Let's say I wrote a long command in the Mac OSX terminal, i.e

say "Hello, how are you? I am good thank you. How is it going with you? Fine, thanks"

and now I want to change the word Hello to Hi.

To do that, right now I have to keep pressing (or hold down) the left keyboard key until the "cursor" gets to the end of the word Hello, and then delete it. The usual 'holding down option' technique doesn't work as it does in most other OS X applications.

Is there a way to skip a word at a time instead (or any other shorter way of getting the cursor there)?

Best Answer

Command line editing is a function of your shell, not of Terminal. Probably your shell is bash and probably its command line editing style is set to “emacs”.

Here are a few of the Emacs-style key combinations that you might find handy:

  • C-a: beginning-of-line
  • C-e: end-of-line
  • M-f: forward-word
  • M-b: backward-word
  • C-d: delete-char
  • M-d: kill-word (delete the next ‘word’)
  • M-DEL: backward-kill-word

C-x means Control+x, so C-a is Control+a.

M-x means Meta+x, but there probably is no Meta key on your keyboard. So instead, you can use ESC x (i.e. Escape then x). Terminal has an setting to automatically send ESC before keys pressed with Option held down. Using this feature disables the extended character handling that Mac OS X usually provides when using the Option modifier. So, if you use few extended characters and want to have Option+x send ESC x, then you can enable this Terminal option.

There are lots of ways of moving to “Hello” in your example:

  • Search for “Hello”: C-r H e l l o C-j (or ESC)
    • In normal Emacs, you would just use RET (Return) to end the search at the current location and return to editing. But in bash, the default bindings cause RET (i.e. C-m) to always execute the current line, even if an incremental search is active.
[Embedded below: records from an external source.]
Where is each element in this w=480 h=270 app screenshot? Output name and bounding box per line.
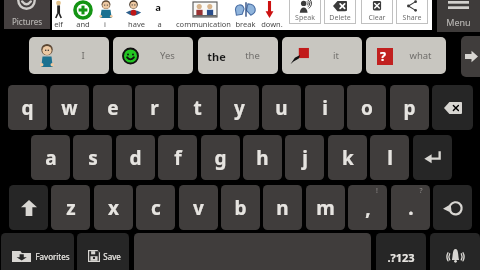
button[interactable]: u (262, 85, 301, 130)
button[interactable]: it (282, 37, 362, 74)
staticText: Favorites (35, 251, 70, 262)
staticText: Delete (324, 13, 356, 23)
staticText: the (207, 49, 226, 64)
button[interactable]: Save (77, 233, 129, 270)
staticText: g (214, 145, 227, 171)
staticText: Yes (160, 49, 175, 62)
staticText: , (365, 195, 371, 221)
button[interactable]: x (94, 185, 133, 230)
button[interactable]: Enter (413, 135, 452, 180)
staticText: o (361, 95, 373, 121)
button[interactable]: Sound settings (430, 233, 480, 270)
staticText: t (193, 95, 202, 121)
button[interactable]: Undo (433, 185, 472, 230)
button[interactable]: m (306, 185, 345, 230)
button[interactable]: Pictures (4, 0, 50, 29)
staticText: Menu (437, 16, 480, 28)
staticText: c (151, 195, 161, 221)
staticText: ! (376, 186, 378, 196)
staticText: p (403, 95, 416, 121)
staticText: Pictures (4, 16, 50, 27)
button[interactable]: f (158, 135, 197, 180)
staticText: and (76, 19, 90, 29)
staticText: a (155, 1, 161, 14)
button[interactable]: e (93, 85, 132, 130)
button[interactable]: a (31, 135, 70, 180)
staticText: d (129, 145, 142, 171)
staticText: Save (103, 251, 121, 262)
button[interactable]: Speak (289, 0, 321, 24)
button[interactable]: n (263, 185, 302, 230)
button[interactable]: t (178, 85, 217, 130)
button[interactable]: w (50, 85, 89, 130)
staticText: h (256, 145, 269, 171)
button[interactable]: g (201, 135, 240, 180)
button[interactable]: s (73, 135, 112, 180)
button[interactable]: p (390, 85, 429, 130)
button[interactable]: Backspace (432, 85, 473, 130)
staticText: z (66, 195, 76, 221)
button[interactable]: b (221, 185, 260, 230)
button[interactable]: z (51, 185, 90, 230)
staticText: Speak (289, 13, 321, 23)
button[interactable]: i (305, 85, 344, 130)
button[interactable]: Shift (9, 185, 48, 230)
button[interactable]: ! (348, 185, 387, 230)
staticText: elf (54, 19, 63, 29)
staticText: .?123 (376, 250, 426, 265)
staticText: have (128, 19, 145, 29)
button[interactable]: I (29, 37, 109, 74)
staticText: i (104, 19, 106, 29)
button[interactable]: the (198, 37, 278, 74)
staticText: k (342, 145, 354, 171)
staticText: v (193, 195, 204, 221)
staticText: what (409, 49, 432, 62)
button[interactable]: Yes (113, 37, 193, 74)
button[interactable]: y (220, 85, 259, 130)
button[interactable]: Delete (324, 0, 356, 24)
staticText: s (88, 145, 98, 171)
button[interactable]: ? (391, 185, 430, 230)
staticText: e (107, 95, 119, 121)
staticText: m (316, 195, 335, 221)
button[interactable]: d (116, 135, 155, 180)
staticText: . (408, 195, 414, 221)
staticText: b (234, 195, 247, 221)
staticText: u (275, 95, 288, 121)
staticText: ? (419, 186, 423, 196)
staticText: Clear (361, 13, 393, 23)
button[interactable]: q (8, 85, 47, 130)
staticText: l (387, 145, 393, 171)
staticText: down. (261, 19, 283, 29)
staticText: I (81, 49, 85, 62)
button[interactable]: v (179, 185, 218, 230)
staticText: q (21, 95, 34, 121)
staticText: i (322, 95, 328, 121)
button[interactable]: h (243, 135, 282, 180)
staticText: it (333, 49, 339, 62)
staticText: f (174, 145, 182, 171)
button[interactable]: c (136, 185, 175, 230)
button[interactable]: .?123 (376, 233, 426, 270)
button[interactable]: Favorites (1, 233, 74, 270)
button[interactable]: j (285, 135, 324, 180)
button[interactable]: Clear (361, 0, 393, 24)
staticText: x (108, 195, 119, 221)
staticText: break (235, 19, 256, 29)
staticText: j (302, 145, 308, 171)
button[interactable]: More suggestions (461, 36, 480, 77)
staticText: r (150, 95, 159, 121)
button[interactable]: Menu (437, 0, 480, 32)
staticText: communication (176, 19, 231, 29)
staticText: y (234, 95, 245, 121)
button[interactable]: Share (396, 0, 428, 24)
button[interactable]: k (328, 135, 367, 180)
button[interactable]: what (366, 37, 446, 74)
staticText: Share (396, 13, 428, 23)
button[interactable]: l (370, 135, 409, 180)
staticText: ? (380, 48, 386, 65)
button[interactable]: o (347, 85, 386, 130)
button[interactable]: r (135, 85, 174, 130)
staticText: a (157, 19, 162, 29)
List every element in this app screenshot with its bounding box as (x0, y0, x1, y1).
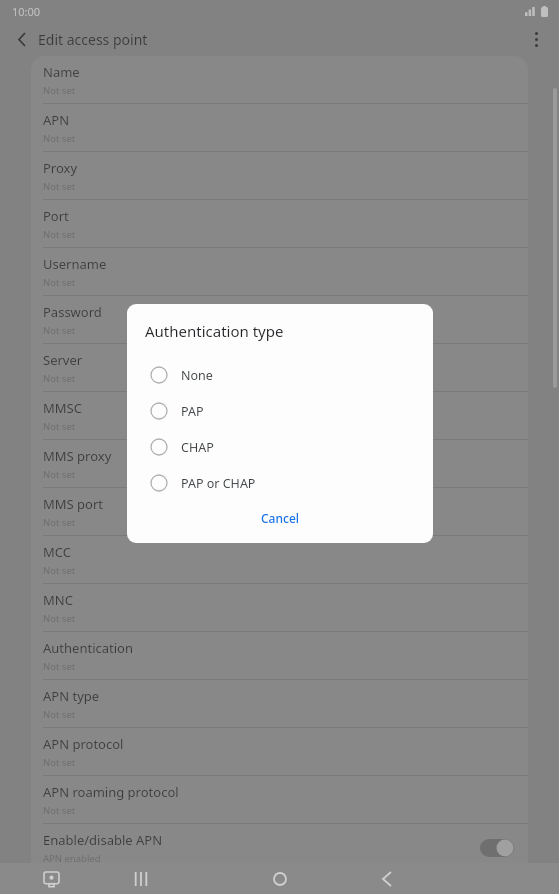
button[interactable]: MNC (31, 584, 528, 632)
staticText: Authentication (43, 639, 133, 657)
staticText: Name (43, 63, 80, 81)
staticText: Not set (43, 276, 76, 289)
staticText: Not set (43, 612, 76, 625)
staticText: MCC (43, 543, 71, 561)
staticText: APN protocol (43, 735, 124, 753)
staticText: Cancel (261, 510, 300, 526)
button[interactable]: Password (31, 296, 528, 344)
staticText: Not set (43, 84, 76, 97)
staticText: Port (43, 207, 69, 225)
staticText: Not set (43, 132, 76, 145)
staticText: MMS proxy (43, 447, 112, 465)
button[interactable]: APN (31, 104, 528, 152)
button[interactable]: APN type (31, 680, 528, 728)
button[interactable]: Port (31, 200, 528, 248)
staticText: APN (43, 111, 70, 129)
staticText: Not set (43, 708, 76, 721)
staticText: PAP (181, 403, 204, 420)
staticText: Not set (43, 420, 76, 433)
staticText: MMSC (43, 399, 82, 417)
button[interactable]: Name (31, 56, 528, 104)
staticText: Username (43, 255, 107, 273)
staticText: Edit access point (38, 30, 148, 49)
staticText: APN type (43, 687, 100, 705)
staticText: APN roaming protocol (43, 783, 179, 801)
button[interactable]: Username (31, 248, 528, 296)
staticText: Not set (43, 468, 76, 481)
button[interactable]: Home (263, 863, 297, 894)
button[interactable]: CHAP (127, 429, 433, 465)
button[interactable]: MCC (31, 536, 528, 584)
staticText: MMS port (43, 495, 104, 513)
staticText: Not set (43, 324, 76, 337)
staticText: Not set (43, 804, 76, 817)
button[interactable]: APN protocol (31, 728, 528, 776)
staticText: CHAP (181, 439, 214, 456)
staticText: Server (43, 351, 83, 369)
button[interactable]: Hide keyboard (36, 864, 66, 894)
staticText: Not set (43, 516, 76, 529)
button[interactable]: More options (522, 25, 550, 53)
button[interactable]: Authentication (31, 632, 528, 680)
staticText: Not set (43, 564, 76, 577)
staticText: Not set (43, 756, 76, 769)
button[interactable]: Recents (124, 863, 158, 894)
button[interactable]: Enable/disable APN (31, 824, 528, 872)
staticText: Password (43, 303, 102, 321)
button[interactable]: Proxy (31, 152, 528, 200)
staticText: Not set (43, 228, 76, 241)
staticText: MNC (43, 591, 73, 609)
button[interactable]: APN roaming protocol (31, 776, 528, 824)
staticText: Not set (43, 660, 76, 673)
staticText: 10:00 (12, 4, 41, 19)
staticText: APN enabled (43, 852, 101, 865)
button[interactable]: MMSC (31, 392, 528, 440)
staticText: Not set (43, 372, 76, 385)
button[interactable]: PAP or CHAP (127, 465, 433, 501)
staticText: Proxy (43, 159, 78, 177)
button[interactable]: MMS port (31, 488, 528, 536)
button[interactable]: MMS proxy (31, 440, 528, 488)
button[interactable]: Back (369, 863, 403, 894)
staticText: PAP or CHAP (181, 475, 256, 492)
button[interactable]: Server (31, 344, 528, 392)
staticText: Enable/disable APN (43, 831, 163, 849)
button[interactable]: None (127, 357, 433, 393)
button[interactable]: Cancel (249, 505, 312, 531)
button[interactable]: PAP (127, 393, 433, 429)
staticText: Authentication type (145, 321, 284, 341)
staticText: Not set (43, 180, 76, 193)
button[interactable]: Navigate up (9, 26, 35, 52)
staticText: None (181, 367, 213, 384)
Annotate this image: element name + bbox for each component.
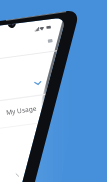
staticText: My Usage (6, 103, 46, 117)
button[interactable]: My Usage (6, 103, 46, 117)
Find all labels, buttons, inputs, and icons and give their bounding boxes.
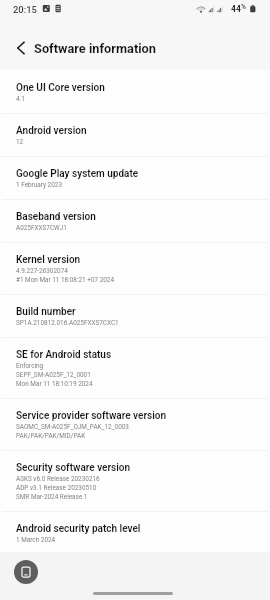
button[interactable]: One UI Core version [0,71,270,113]
staticText: SP1A.210812.016.A025FXXS7CXC1 [16,318,119,327]
button[interactable]: Android security patch level [0,512,270,552]
staticText: 1 March 2024 [16,535,56,542]
staticText: 20:15 [13,4,37,15]
staticText: Kernel version [16,253,81,265]
staticText: Baseband version [16,210,96,222]
staticText: One UI Core version [16,81,105,93]
staticText: Android version [16,124,87,136]
button[interactable]: Kernel version [0,243,270,294]
staticText: % [241,3,246,11]
staticText: Service provider software version [16,409,166,421]
staticText: Build number [16,305,76,317]
staticText: 1 February 2023 [16,180,62,189]
staticText: SE for Android status [16,348,112,360]
staticText: Mon Mar 11 18:10:19 2024 [16,379,93,388]
staticText: 44 [231,4,241,14]
button[interactable]: Back [10,37,32,59]
button[interactable]: Android version [0,114,270,156]
staticText: Android security patch level [16,522,141,534]
button[interactable]: Service provider software version [0,399,270,450]
staticText: SAOMC_SM-A025F_OJM_PAK_12_0003 [16,422,129,431]
button[interactable]: Build number [0,295,270,337]
staticText: ASKS v6.0 Release 20230216 [16,474,100,483]
button[interactable]: Baseband version [0,200,270,242]
staticText: Google Play system update [16,167,139,179]
button[interactable]: Google Play system update [0,157,270,199]
staticText: Security software version [16,461,131,473]
staticText: Enforcing [16,361,44,370]
button[interactable]: SE for Android status [0,338,270,398]
staticText: 12 [16,137,24,146]
button[interactable]: Smart View [14,560,38,584]
button[interactable]: Security software version [0,451,270,511]
staticText: ADP v3.1 Release 20230510 [16,483,97,492]
staticText: Software information [34,41,157,56]
staticText: #1 Mon Mar 11 18:08:21 +07 2024 [16,275,115,284]
staticText: A025FXXS7CWJ1 [16,223,67,232]
staticText: SMR Mar-2024 Release 1 [16,492,88,501]
staticText: PAK/PAK/PAK/MID/PAK [16,431,86,440]
staticText: 4.1 [16,94,25,103]
staticText: SEPF_SM-A025F_12_0001 [16,370,91,379]
staticText: 4.9.227-26302074 [16,266,68,275]
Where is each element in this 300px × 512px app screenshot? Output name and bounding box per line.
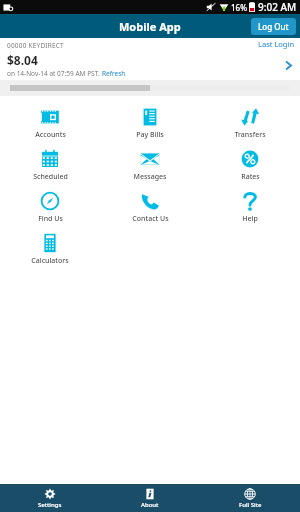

So the C-j/ESC part is a deviation from normal Emacs.
  • Jump to the beginning of the line and move forward: C-a M-f C-f (or )
  • Jump to the beginning of the line, then move by words: C-a M-f M-f M-b
  • Use M-b a lot (only really feasible if you map Option to Meta).

There are also several ways of accomplishing your desired replacement:

  • delete the word and replace it: M-d H i
  • delete characters and replace them: C-d C-d C-d C-d C-d H i
  • move past “H” and delete the following work, replace it: C-f M-d i
  • move past “H” and delete the remaining characters, replace them: C-f C-d C-d C-d C-d i

If you stopped at the end of the word (maybe via C-a M-f M-f), you could use M-DEL H i.

You might do something like bind -P | less to find other interesting bindings. Consult the readline section of the bash man page (or the readline parts of the bash info pages) for details.